Heifer mating is starting and bulls are being blood tested to ensure the healthy herd status is not challenged. After the debacle of the 'hairy gene' farmers will be careful in their selection of AI sires as they look to grow their herds genetically. The numbers of bobby calves offered at saleyards is declining but demand for this stock remains strong for which beef farmers are grateful.
Rumblings continue to be heard from Fonterra shareholders over leadership issues and the low payout and candidates for vacant board positions are starting the lobbying associated with such elections.
Westland Milk Products announced plans to build a 3 dryer plant in Canterbury as competition for the extra milk grows, but their 2011/12 financial result of $6.14 before retentions is a disapointment for many shareholders who yearn for the payouts of the past where Fonterra were in their wake.
The latest globaltrade auction values eased back from recent lifts, but the EU farm gate milk prices are predicted to improve by early 2013 as supply issues drive demand.
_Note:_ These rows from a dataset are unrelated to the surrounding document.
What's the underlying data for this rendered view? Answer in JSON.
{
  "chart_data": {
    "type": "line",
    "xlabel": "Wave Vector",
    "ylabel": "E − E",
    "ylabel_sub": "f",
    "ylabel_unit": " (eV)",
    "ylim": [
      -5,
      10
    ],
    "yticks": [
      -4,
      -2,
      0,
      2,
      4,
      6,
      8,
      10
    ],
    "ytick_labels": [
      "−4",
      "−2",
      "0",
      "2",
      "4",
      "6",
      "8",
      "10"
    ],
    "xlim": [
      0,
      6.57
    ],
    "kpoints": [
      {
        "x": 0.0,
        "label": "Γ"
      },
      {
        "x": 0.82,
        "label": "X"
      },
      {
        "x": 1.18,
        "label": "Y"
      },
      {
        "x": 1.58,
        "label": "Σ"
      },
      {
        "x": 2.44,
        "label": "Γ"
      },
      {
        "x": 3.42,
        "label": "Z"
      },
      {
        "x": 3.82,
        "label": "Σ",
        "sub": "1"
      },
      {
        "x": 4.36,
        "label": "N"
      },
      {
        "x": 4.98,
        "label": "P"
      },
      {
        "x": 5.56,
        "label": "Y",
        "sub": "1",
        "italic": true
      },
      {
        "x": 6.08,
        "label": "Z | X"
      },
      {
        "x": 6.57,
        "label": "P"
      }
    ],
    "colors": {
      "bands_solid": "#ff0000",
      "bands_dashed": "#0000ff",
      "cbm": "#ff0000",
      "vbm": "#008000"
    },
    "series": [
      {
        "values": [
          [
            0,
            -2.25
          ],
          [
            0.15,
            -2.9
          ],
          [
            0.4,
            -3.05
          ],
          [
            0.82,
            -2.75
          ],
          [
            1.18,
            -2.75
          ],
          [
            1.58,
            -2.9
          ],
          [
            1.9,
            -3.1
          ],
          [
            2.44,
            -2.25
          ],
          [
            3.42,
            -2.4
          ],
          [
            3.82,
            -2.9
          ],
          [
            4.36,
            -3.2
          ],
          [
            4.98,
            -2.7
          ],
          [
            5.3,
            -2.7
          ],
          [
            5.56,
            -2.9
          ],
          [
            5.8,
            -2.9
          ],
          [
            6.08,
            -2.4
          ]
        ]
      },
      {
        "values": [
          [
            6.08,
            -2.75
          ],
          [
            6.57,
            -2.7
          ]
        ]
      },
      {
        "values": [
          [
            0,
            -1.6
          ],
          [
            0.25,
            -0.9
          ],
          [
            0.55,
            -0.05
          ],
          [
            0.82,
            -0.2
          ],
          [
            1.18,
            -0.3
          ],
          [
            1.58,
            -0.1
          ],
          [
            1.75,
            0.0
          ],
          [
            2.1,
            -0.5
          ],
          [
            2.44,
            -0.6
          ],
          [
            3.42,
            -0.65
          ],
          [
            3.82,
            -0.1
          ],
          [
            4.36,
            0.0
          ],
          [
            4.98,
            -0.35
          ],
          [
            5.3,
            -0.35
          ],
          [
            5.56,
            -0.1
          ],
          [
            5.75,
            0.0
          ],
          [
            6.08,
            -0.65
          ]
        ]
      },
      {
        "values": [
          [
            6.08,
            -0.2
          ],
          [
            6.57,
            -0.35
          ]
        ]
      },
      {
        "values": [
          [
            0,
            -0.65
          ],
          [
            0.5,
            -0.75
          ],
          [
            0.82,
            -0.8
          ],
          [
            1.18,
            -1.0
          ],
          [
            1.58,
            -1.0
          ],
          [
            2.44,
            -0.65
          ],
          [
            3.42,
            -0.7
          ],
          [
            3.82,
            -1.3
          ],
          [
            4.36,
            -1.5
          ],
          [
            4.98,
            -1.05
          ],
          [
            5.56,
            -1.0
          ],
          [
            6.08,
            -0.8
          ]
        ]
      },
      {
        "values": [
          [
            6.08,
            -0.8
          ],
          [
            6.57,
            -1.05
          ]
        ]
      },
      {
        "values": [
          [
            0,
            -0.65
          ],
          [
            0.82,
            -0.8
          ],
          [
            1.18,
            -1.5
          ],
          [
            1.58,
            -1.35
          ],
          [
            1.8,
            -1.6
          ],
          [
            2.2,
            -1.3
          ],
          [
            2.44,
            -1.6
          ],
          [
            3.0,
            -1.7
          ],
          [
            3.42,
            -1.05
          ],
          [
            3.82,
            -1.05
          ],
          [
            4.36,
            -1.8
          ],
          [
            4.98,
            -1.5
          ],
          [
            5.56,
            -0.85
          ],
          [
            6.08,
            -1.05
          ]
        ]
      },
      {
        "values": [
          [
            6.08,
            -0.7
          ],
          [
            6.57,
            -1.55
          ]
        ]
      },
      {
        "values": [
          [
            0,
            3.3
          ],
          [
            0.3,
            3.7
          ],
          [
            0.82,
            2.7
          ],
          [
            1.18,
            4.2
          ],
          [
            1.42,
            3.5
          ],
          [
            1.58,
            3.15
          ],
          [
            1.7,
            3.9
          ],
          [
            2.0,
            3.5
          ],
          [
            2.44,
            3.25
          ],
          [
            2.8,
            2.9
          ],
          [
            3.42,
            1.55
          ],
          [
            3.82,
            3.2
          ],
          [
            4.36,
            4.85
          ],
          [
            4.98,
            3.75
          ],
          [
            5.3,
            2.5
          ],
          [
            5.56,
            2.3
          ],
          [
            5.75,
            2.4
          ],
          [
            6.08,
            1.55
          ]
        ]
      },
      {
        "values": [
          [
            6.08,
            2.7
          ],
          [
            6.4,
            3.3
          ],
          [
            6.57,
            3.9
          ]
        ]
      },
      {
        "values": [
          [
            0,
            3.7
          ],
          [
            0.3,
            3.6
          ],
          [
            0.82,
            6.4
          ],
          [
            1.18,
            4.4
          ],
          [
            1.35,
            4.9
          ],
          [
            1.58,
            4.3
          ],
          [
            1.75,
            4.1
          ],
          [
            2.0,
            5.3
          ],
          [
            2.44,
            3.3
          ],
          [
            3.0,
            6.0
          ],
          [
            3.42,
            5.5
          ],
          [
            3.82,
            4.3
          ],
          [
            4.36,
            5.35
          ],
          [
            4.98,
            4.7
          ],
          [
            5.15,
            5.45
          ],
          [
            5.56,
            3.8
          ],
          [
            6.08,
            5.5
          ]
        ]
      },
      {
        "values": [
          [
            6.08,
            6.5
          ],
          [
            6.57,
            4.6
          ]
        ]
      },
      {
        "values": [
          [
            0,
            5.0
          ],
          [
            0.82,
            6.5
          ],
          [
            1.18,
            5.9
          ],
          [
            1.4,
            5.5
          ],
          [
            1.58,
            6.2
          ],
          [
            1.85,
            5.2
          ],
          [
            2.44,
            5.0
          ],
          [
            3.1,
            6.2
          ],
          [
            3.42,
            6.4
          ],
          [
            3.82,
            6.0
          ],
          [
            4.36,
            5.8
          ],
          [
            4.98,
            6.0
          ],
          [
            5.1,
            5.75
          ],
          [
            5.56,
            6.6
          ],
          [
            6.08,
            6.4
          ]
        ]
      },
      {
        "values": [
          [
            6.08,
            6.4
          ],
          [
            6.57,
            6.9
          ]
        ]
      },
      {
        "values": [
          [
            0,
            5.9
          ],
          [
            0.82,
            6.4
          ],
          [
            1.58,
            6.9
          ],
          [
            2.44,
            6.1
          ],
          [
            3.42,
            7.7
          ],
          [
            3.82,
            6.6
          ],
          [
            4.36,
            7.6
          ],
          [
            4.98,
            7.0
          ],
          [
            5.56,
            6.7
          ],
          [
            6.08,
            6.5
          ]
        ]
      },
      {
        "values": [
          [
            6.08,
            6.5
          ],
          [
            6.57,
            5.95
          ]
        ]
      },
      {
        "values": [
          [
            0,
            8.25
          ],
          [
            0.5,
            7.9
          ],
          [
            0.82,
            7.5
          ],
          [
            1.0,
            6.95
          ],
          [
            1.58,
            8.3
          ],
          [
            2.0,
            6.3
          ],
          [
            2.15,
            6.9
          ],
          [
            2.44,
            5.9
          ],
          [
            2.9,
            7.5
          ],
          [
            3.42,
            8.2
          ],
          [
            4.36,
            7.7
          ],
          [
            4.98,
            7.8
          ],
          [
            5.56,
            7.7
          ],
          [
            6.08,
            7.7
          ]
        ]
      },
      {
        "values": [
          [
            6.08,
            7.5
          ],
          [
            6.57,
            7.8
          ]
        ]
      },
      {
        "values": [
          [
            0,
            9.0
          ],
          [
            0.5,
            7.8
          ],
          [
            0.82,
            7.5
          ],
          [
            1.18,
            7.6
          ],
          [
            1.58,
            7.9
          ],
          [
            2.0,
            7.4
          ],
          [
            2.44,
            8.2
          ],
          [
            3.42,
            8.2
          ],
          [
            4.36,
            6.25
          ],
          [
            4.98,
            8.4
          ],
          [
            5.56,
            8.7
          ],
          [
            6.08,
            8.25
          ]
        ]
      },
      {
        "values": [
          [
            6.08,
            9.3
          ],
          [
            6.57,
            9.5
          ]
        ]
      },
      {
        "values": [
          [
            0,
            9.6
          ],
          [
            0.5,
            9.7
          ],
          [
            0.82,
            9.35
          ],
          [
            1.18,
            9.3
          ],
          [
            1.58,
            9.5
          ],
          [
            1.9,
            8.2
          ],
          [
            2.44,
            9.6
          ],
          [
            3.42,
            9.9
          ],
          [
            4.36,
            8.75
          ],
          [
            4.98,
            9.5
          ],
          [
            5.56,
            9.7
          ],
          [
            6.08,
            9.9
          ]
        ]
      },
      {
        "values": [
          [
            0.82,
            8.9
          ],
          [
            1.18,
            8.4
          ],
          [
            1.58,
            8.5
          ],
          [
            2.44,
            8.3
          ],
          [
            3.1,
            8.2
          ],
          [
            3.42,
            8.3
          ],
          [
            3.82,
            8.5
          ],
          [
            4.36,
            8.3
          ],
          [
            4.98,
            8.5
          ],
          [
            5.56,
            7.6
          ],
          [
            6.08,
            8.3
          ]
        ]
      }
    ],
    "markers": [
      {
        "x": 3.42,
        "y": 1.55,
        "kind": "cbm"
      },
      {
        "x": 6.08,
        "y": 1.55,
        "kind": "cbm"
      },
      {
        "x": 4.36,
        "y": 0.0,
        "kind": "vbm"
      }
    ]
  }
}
Sheep farmers are being prepared for the poor financial results of last year with Alliances suppliers being told to expect a loss and no dividend will be paid. They have tried to soften the blow by offering early loyalty deposits for farmers that commit 100% to supply but this system has been tried before by other processors with only average success.
The very early lambs are now being processed for the Christmas chilled business but most concern is reducing the stocks of frozen product before the bulk of new product arrives. The fall in lamb prices has caused pressure on mutton schedules and levels fell further this week on the back of an increase in Australian exports.
Price corrections for wool, pelts and casings have further reduced the value of farmer returns and it appears little relief looks likely from any downward fall in the currency.
Good volumes of mainly second shear wools were traded at the north island auction that saw a 85% clearance with prices described as steady. Buyers once again are only purchasing to orders and tight shipping schedules often drive demand in this uncertain economic climate.
The news that supplies cooperatives Farmlands and CRT are in discussions on merger proposals will be welcomed by farmers as cost increases need to be minimized especially in these times of low product prices
More caution by US markets has seen schedules remain flat and listless at this traditionally weak annual price period, but optimism remains that short supply will drive prices by the end of the year and start of 2013.
Spring store cattle sales have been well supported nationally although future summer feed grown will determine just how good these purchases are. With Alliance keeping and reinvesting in it’s Mataura beef plant and SFF’s new Te Aroha upgrade ready for the new season, processors are also optimistic for a rosy future in beef.
This years spring price rises have been more subdued than in the past and the kill is rapidly closing in on shipping deadlines for Christmas delivery. Sales of frozen venison stocks are reported to be on track for this time of year and Asian interest in byproducts is steady, but returns are being eroded by the weak US dollar.
Early animals are now being harvested for velvet and now being sent to grading centres or being sold on farm and reports suggest the harvest is ahead of last year and has the potential to grow more regrowth product.